Secretary-General voices concern over deteriorating financial health.
United Nations: The United Nations owes India $38 million, the highest it has to pay to any country, for the peacekeeping operations as of March 2019, UN Secretary-General Antonio Guterres has said as he voiced concern over the world body’s deteriorating financial health. In his report on improving the financial situation of the world body, he said, as of March 31, 2019, the total amount payable to troop- and police-contributing countries with respect to active peacekeeping missions was $265 million.
Of this, the UN owes $38 million to India, followed by Rwanda ($31 million), Pakistan ($28 million), Bangladesh ($25 million) and Nepal ($23 million), he said in his report.
He said the arrears to troop- and police-contributing (TCCs/PCCs) countries could increase to $588 million by June 2019 “in the worst-case scenario”.
The UN chief added that which troop- and police-contributing countries will or will not be paid depends on the cash position of the individual missions to which they contribute and is not determined by their individual capacity to shoulder that unfair burden.
“That has created a paradox. The United Nations is now effectively borrowing for prolonged periods from troop- and police-contributing countries. Many of them are low-income countries for which that imposes a significant financial burden.
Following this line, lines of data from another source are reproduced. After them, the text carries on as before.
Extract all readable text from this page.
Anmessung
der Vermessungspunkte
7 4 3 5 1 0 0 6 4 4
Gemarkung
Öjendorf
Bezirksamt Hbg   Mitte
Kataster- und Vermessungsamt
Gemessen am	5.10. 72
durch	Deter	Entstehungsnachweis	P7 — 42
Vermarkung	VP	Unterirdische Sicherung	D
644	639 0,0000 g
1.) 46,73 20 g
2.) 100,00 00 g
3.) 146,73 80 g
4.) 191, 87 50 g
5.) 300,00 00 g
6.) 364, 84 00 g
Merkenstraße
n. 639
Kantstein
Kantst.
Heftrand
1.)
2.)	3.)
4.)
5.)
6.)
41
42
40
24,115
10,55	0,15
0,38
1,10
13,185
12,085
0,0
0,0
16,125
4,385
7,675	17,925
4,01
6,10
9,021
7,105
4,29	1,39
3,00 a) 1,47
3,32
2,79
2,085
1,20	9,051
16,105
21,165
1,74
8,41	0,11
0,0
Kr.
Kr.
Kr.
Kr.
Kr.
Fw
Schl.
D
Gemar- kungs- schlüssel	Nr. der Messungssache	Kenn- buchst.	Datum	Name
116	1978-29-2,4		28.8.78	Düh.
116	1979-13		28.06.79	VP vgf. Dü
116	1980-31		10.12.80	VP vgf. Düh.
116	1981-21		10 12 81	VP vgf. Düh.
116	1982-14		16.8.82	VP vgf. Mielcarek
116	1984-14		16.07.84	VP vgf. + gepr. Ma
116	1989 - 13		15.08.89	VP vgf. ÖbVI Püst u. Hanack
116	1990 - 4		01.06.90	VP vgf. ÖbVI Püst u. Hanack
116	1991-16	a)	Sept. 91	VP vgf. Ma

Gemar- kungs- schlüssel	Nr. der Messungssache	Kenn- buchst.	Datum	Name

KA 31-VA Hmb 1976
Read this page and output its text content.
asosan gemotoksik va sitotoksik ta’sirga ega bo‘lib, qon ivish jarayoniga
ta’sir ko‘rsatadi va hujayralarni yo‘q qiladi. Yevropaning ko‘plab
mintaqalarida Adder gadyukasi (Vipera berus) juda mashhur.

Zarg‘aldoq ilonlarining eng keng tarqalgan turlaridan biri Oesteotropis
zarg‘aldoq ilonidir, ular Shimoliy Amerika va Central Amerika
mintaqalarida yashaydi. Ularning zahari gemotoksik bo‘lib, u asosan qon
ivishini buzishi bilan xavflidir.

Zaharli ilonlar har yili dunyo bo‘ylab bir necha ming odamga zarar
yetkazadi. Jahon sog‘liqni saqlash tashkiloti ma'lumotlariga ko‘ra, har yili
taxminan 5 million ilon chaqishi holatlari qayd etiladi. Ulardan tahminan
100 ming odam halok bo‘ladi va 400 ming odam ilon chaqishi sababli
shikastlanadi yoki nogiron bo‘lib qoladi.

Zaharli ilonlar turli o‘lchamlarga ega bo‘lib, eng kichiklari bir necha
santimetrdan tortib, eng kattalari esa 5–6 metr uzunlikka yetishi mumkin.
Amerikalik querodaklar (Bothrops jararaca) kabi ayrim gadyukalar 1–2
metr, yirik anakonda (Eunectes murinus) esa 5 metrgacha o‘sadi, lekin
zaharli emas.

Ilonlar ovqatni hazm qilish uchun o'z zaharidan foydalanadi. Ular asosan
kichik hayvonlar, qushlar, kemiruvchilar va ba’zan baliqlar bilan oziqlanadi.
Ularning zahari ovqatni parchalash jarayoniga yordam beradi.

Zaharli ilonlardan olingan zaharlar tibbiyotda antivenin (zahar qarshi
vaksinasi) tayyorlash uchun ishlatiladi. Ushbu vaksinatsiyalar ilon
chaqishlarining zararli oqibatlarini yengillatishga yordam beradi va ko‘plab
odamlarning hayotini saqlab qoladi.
At the same time, the organisation is asking those same countries to do more to train their personnel and improve the quality of their equipment, all while operating in increa-singly challenging environments. The UN, however, is not fulfilling its obligation towards them in a timely manner,” he said.
Mr Guterres added that TCCs/PCCs make every effort to provide well-trained and well-equipped personnel to peacekeeping operations, and they continue to improve on that objective.